Gustavo Jahn: É paradoxal, mas se houvesse uma divisão, a gente se sentiria mais "do cinema". É a nossa escola, são as pessoas com as quais a gente se relaciona, mesmo que mais de uma vez tenha acontecido de os nossos filmes serem exibidos num contexto de arte, ou seja, de museus ou galerias. Em Berlim, o Triangulum está sendo exibido no Forum Expanded, ao lado de outros filmes que fazem parte da tradição da videoarte, que usam o suporte, mas com uma outra linguagem, sem lidar com o plano.

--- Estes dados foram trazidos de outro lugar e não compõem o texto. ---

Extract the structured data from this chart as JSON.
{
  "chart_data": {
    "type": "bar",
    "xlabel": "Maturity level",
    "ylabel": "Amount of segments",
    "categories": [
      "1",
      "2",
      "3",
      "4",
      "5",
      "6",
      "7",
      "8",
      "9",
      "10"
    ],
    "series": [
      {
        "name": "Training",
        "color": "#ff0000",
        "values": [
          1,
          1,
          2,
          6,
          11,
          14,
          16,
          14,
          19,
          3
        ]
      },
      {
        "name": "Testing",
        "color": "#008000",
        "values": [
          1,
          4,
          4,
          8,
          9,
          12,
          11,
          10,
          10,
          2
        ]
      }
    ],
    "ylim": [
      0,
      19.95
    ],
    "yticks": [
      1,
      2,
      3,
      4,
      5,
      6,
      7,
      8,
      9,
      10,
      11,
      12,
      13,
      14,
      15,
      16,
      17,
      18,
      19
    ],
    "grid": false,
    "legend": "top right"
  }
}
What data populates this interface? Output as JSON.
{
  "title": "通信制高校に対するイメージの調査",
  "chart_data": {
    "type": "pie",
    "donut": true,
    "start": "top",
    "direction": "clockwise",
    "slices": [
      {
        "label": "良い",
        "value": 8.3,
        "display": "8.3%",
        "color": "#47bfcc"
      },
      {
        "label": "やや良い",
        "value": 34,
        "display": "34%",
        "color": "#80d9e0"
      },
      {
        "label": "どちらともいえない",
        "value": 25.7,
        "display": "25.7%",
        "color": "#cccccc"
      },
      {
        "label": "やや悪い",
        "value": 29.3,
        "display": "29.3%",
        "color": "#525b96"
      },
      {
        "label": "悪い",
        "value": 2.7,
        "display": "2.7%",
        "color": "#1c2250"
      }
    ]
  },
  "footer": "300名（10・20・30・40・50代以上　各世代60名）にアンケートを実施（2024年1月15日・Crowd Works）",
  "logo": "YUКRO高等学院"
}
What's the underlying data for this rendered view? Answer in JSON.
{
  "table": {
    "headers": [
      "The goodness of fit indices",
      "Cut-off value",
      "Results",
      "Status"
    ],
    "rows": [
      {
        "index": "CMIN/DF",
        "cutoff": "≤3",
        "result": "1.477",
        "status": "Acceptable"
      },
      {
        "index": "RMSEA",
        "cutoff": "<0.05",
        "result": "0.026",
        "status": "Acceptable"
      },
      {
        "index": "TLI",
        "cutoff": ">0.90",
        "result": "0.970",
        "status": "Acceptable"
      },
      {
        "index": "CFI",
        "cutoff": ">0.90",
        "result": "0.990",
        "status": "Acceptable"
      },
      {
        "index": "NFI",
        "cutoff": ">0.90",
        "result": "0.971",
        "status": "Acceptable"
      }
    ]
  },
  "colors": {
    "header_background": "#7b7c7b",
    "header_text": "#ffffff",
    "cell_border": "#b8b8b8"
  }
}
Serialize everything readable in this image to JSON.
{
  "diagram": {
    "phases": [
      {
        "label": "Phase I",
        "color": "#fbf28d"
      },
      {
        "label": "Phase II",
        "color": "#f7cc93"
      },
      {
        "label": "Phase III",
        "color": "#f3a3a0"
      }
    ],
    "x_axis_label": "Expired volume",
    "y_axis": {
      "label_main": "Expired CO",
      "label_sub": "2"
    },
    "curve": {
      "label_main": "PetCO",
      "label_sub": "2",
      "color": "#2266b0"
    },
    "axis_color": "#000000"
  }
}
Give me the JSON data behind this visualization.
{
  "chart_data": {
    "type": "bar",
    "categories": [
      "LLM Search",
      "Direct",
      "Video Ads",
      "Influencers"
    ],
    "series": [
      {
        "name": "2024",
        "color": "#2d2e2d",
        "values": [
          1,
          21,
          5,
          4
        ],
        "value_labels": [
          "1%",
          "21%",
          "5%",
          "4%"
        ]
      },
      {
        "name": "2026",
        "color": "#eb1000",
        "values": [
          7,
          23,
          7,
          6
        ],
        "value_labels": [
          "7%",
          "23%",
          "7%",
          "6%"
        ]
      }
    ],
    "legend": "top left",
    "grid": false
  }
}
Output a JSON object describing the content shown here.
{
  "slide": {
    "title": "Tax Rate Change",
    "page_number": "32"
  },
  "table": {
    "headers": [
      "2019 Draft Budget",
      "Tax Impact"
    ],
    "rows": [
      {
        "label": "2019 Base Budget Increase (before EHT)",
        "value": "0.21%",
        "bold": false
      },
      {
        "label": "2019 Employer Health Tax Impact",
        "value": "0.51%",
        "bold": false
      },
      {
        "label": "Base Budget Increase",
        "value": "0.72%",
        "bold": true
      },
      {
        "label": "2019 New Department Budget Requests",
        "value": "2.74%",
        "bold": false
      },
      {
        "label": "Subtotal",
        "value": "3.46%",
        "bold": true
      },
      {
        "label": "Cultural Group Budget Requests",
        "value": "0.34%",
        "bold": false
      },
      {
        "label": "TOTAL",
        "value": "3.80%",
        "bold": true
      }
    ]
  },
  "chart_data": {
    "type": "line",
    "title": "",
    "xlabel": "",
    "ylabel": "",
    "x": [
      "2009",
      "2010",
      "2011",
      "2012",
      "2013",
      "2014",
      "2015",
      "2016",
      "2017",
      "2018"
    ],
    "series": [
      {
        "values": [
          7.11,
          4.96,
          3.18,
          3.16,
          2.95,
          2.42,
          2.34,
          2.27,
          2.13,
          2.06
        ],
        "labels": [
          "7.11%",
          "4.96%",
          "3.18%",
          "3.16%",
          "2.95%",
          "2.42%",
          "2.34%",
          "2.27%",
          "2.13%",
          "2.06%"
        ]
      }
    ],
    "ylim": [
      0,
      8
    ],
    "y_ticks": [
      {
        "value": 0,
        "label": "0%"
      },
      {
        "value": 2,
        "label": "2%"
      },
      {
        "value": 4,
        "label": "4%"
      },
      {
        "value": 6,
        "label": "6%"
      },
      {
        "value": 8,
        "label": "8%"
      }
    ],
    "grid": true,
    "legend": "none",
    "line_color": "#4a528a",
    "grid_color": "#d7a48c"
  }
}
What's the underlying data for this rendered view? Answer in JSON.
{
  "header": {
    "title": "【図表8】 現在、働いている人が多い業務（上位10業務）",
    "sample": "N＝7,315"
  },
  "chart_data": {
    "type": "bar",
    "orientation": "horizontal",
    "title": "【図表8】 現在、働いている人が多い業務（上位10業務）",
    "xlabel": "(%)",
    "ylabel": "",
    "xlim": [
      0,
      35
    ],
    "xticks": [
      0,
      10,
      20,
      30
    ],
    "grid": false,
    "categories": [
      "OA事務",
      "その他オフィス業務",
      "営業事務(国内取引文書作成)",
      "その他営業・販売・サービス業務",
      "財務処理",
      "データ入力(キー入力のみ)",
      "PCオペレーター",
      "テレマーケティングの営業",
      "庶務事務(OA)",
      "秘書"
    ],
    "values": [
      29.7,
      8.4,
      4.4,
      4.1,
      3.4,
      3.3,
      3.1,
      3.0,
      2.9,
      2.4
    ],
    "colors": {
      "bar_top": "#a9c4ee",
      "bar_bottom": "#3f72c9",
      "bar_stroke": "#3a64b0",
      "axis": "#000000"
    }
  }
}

Os filmes que a gente faz são muito pouco narrativos para o cinema narrativo e narrativos demais para o cinema experimental ou videoarte. A gente está no meio do caminho, às vezes de um lado e às vezes de outro. Eu, pessoalmente, gosto de exibir os filmes que faço. A gente lida com o plano, que é uma coisa cinematográfica, com o enquadramento, espaço, tempo.

Embora nosso trabalho venha sendo incluído num contexto de artes plásticas, a gente continua acreditando que faz cinema, só que com lacunas. É ficção, é narrativo, você identifica personagens, mas ao mesmo tempo faltam coisas. Estamos tentando construir uma linguagem própria e ela é cinematográfica, não há dúvida. Não faço meus filmes pensando em mostrar num espaço de galeria, mas sim nas salas de cinema.